Friday, March 20, 2009

Marion Nestle on Food Marketing, Nutrition, and Personal Choice

Marion Nestle reports on an encounter with a room full of food company executives and, in response, sums up her philosophy on marketing, nutrition and personal choice:

They said: "If you object to the way we market foods, you must be against business." As it happens, I am not against business. But I do have problems with unchecked greed, the use of misleading health claims to sell junk food, and the marketing of foods directly to children—especially when marketing to children undermines parental authority and, therefore, the personal choice of parents. I most definitely do believe in personal choice—when it is informed. To make informed decisions about food choice, you need truth in advertising, the whole truth and nothing but.

From Marion Nestle, What to Eat: An Aisle-by-Aisle Guide to Savvy Food Choices and Good Eating (2006).


Suko said...

Very insightful post! Personal choice is important, but equally so is truth in advertising--especially advertising aimed at children (who seem to gravitate towards whatever is shown on TV).
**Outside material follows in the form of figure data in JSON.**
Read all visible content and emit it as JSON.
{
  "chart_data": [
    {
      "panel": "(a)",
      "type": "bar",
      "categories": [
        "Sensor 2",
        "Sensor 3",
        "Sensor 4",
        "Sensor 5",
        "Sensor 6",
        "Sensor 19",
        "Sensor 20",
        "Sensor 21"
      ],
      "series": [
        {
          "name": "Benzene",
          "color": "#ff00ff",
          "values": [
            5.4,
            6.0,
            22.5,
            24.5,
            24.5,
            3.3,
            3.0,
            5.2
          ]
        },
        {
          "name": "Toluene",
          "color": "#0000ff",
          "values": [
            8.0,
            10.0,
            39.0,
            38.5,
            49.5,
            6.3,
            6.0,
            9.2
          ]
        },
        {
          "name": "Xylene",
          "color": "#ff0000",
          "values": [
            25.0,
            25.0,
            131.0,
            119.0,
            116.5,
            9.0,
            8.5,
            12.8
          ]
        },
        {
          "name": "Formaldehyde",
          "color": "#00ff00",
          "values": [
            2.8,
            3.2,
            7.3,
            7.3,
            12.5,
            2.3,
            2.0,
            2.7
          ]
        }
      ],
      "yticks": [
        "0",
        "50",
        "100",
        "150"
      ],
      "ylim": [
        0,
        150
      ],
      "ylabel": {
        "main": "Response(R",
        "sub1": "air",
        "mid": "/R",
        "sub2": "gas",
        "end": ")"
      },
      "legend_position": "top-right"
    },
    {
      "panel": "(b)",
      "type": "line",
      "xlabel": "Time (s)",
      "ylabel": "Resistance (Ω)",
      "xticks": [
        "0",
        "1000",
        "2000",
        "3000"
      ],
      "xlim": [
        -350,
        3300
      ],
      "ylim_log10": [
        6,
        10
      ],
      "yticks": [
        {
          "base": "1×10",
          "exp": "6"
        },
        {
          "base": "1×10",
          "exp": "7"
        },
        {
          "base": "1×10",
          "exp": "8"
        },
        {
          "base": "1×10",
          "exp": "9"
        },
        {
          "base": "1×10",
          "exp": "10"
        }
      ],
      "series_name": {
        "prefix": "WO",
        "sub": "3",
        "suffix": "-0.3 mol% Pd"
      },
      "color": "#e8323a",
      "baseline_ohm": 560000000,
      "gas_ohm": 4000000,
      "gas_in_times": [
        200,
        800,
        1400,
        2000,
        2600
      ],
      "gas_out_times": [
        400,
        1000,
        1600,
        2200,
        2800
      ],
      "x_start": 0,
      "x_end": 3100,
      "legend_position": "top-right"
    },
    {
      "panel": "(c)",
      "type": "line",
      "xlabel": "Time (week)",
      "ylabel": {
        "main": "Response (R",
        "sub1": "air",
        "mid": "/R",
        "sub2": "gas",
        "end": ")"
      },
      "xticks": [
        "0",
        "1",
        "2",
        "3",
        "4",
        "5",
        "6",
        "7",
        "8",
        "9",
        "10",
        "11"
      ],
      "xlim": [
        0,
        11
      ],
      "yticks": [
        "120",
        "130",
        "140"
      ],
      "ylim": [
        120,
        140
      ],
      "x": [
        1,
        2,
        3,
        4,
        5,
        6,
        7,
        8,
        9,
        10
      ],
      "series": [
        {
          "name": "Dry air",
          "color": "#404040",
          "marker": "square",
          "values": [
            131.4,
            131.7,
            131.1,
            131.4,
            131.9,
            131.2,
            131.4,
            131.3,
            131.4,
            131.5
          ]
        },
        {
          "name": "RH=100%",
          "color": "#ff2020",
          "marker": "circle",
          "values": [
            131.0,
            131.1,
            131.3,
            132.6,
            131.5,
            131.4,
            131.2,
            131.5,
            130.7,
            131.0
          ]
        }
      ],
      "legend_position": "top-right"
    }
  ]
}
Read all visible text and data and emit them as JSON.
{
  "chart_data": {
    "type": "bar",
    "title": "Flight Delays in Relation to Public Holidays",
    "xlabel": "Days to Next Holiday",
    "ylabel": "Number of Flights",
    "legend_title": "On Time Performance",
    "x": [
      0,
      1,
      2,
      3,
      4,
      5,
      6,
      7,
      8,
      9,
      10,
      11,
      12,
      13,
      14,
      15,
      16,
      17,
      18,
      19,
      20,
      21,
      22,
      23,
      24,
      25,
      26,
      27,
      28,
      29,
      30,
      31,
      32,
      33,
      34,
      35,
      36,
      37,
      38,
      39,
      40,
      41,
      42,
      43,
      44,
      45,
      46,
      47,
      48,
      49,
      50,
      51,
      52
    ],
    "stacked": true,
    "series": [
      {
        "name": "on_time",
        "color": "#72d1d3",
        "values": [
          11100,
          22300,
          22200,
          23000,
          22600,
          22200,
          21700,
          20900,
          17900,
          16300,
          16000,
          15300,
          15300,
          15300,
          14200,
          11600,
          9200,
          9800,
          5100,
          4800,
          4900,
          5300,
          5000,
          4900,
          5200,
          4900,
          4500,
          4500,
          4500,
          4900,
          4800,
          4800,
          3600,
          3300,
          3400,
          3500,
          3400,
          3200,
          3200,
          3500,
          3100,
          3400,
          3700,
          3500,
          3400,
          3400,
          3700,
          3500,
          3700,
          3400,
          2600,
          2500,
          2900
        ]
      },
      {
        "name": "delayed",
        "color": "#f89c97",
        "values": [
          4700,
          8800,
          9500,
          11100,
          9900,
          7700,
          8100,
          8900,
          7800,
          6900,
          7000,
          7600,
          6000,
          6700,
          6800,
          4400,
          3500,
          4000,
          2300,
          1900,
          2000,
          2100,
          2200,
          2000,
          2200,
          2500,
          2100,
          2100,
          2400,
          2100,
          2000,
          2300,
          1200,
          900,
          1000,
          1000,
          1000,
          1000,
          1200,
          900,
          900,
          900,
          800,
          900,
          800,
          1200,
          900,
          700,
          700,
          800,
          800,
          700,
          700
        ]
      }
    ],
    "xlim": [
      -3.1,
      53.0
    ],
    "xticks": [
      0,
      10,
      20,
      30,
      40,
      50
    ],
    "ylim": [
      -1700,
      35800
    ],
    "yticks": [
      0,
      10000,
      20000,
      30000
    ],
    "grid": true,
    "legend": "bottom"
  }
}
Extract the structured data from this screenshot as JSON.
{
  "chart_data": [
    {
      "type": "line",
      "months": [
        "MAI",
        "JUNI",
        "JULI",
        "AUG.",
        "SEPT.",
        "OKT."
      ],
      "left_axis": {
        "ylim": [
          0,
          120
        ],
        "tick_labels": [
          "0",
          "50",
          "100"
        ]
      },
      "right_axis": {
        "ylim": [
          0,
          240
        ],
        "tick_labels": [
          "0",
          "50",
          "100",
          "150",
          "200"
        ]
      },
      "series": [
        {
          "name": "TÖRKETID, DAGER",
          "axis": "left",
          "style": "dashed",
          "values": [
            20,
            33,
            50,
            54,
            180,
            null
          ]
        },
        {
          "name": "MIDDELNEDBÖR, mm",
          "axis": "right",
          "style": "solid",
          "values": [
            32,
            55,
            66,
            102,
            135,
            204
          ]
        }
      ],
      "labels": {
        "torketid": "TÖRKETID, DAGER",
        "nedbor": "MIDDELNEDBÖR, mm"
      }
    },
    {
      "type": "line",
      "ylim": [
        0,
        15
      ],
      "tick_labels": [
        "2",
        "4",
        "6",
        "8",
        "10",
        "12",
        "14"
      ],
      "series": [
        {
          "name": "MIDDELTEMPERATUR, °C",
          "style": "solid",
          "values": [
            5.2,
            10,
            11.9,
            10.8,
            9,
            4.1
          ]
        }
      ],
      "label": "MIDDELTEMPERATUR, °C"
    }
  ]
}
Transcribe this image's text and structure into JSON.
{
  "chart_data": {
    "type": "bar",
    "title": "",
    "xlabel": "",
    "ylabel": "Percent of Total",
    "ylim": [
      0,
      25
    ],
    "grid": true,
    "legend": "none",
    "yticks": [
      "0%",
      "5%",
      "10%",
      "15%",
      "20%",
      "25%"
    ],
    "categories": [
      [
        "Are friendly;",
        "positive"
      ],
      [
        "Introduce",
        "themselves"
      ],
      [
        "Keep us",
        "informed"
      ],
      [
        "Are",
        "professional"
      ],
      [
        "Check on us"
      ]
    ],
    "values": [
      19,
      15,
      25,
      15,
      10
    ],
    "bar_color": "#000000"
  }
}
(If readers click on the Marion Nestle link, they'll also be treated to articles about the Obama's vegetable garden at the White House.)

David Mace said...

As a consultant who has worked with some of the largest food companies in the world and with small, organic and natural food companies, I can tell you that I have tried to make them all more acutely aware of the need to make consumer needs their number-one priority.

Unfortunately, too often I hear excuses about lagging production technology and costs. Food is not the only industry that is behind the curve on consumer sensitivity, but it might be more important for our industry than for any other.